The same laser can then be used to cut the capsule ready to accept the new intraocular lens (IOL), to make the incisions through which the foldable IOL is inserted, and to make cuts in the cornea to correct any astigmatism.
Latest laser developments
A great deal of progress has been made in transforming ultrafast lasers from large open-architecture systems requiring a great deal of expert attention to “black boxes” requiring no interaction.
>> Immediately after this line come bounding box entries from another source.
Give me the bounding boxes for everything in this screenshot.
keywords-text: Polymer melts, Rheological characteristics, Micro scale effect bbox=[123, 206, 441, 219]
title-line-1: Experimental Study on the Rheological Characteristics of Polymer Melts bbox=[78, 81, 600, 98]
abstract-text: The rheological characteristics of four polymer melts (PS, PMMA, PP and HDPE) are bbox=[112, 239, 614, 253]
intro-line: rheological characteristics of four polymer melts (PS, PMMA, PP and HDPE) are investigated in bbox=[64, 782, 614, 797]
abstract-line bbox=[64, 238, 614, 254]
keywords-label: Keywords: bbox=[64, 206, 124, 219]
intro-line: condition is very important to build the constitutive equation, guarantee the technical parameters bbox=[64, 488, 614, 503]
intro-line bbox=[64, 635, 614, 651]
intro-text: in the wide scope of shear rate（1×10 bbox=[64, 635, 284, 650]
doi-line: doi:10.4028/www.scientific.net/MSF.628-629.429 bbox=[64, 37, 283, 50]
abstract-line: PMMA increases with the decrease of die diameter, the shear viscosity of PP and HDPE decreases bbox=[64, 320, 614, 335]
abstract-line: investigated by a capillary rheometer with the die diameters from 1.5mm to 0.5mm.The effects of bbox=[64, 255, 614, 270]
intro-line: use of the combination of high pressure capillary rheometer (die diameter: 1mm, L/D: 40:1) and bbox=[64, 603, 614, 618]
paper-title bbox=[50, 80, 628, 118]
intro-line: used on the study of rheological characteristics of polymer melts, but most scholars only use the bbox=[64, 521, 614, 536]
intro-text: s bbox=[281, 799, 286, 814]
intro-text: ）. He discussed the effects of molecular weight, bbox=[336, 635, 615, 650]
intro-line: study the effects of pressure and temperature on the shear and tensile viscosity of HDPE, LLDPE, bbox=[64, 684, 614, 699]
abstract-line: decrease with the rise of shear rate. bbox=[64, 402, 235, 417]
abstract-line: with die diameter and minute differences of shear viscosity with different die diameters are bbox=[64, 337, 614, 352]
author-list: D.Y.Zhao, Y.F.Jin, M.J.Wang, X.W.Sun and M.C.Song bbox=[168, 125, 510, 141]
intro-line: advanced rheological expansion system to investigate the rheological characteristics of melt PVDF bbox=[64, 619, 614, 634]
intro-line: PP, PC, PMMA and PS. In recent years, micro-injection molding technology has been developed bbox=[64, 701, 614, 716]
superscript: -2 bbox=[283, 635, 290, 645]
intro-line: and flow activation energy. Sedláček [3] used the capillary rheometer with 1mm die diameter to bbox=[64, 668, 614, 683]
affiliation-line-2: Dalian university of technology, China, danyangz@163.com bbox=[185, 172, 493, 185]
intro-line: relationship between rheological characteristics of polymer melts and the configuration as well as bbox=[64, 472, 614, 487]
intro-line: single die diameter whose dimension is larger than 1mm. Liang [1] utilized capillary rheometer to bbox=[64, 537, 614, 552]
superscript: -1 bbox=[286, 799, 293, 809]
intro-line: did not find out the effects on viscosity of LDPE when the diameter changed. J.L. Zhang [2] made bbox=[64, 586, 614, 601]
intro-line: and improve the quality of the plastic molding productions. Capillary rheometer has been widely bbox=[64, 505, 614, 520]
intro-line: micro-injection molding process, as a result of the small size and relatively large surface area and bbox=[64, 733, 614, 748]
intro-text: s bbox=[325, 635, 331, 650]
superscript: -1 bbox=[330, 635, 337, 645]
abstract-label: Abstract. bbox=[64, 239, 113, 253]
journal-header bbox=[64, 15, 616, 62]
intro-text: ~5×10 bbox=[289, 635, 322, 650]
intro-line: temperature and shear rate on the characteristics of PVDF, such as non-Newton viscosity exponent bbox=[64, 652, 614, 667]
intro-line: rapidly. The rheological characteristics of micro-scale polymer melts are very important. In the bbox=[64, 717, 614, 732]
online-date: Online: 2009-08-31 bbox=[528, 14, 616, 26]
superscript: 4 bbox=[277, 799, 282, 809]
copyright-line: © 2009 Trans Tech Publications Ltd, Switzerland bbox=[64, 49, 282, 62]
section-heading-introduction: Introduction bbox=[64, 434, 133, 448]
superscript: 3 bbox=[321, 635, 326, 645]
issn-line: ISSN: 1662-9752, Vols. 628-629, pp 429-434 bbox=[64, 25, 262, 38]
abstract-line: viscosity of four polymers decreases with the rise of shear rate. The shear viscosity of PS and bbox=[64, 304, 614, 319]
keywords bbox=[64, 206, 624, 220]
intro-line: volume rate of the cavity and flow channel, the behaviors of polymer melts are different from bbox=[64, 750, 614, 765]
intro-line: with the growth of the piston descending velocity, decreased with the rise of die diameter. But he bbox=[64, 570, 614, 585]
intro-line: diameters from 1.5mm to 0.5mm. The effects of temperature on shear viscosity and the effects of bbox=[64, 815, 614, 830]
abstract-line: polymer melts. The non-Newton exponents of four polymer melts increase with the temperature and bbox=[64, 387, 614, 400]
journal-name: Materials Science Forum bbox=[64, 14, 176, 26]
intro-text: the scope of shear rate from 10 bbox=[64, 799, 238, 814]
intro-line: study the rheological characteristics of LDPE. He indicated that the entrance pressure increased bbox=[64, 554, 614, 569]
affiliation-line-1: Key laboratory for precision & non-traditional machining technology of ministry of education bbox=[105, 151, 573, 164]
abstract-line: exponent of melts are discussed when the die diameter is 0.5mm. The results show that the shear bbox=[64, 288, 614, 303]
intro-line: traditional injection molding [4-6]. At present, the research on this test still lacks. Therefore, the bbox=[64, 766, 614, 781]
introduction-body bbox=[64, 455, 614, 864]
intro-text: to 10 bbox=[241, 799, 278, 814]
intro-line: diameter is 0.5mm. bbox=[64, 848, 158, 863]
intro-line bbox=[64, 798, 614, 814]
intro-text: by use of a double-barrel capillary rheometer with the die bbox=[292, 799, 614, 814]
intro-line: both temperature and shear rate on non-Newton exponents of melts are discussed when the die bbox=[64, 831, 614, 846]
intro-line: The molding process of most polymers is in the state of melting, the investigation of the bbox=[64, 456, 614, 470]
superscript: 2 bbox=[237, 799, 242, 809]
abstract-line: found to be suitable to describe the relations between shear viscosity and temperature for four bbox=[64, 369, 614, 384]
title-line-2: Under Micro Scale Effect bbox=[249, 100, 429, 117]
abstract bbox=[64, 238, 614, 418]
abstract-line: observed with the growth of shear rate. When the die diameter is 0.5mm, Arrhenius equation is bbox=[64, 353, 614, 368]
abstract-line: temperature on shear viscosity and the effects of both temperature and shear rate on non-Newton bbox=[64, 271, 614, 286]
But further advances are required to increase the number of researchers in biology who are willing or able to use ultrafast lasers.
“Overall cost and what that money will buy in terms of flexibility – e.g., wavelength range and power – [remain] a considerable barrier, with an ultrafast laser representing one of the biggest single investments they will make,” Armstrong said.
“Reduction in cost may in part be facilitated by less-complex architectures, such as direct-diode pumping of gain material, fiber lasers and use of semiconductor materials, although some of these approaches may trade off restricted flexibility for lower cost. Advances in flexibility could be driven by taking advantage of the wide tunability offered by OPOs [optical parametric oscillators].”
Stent with ultrafine structures fabricated with a Spirit industrial femtosecond laser. Strut widths and thicknesses are <50 mm. Courtesy of Spectra-Physics, a Newport Corp. brand.
Ultrafast fiber lasers
Fianium’s Seaton also believes that over the next few years, we should expect greater penetration of various ultrafast fiber lasers into biomedical study. “The low cost structure, versatility and unprecedented reliability will open up new applications which [are] currently either locked because of unavailability of suitable laser sources or simply inaccessible because of [the] prohibitively high cost of such lasers,” he said.
There are considerable advantages to the fiber laser platform in terms of size, cooling requirements and cost compared with traditional DPSS femtosecond lasers, particularly for ophthalmic surgery.
Other up-and-coming applications of ultrafast lasers include fabrication of implantable medical devices such as cardiovascular stents, intraocular lenses, prosthetics and catheters.
“Stents previously were commonly manufactured with nanosecond pulsed lasers, but new materials and finer structures for cardiovascular and peripheral stents with improved biocompatibility require femtosecond lasers,” Klein said.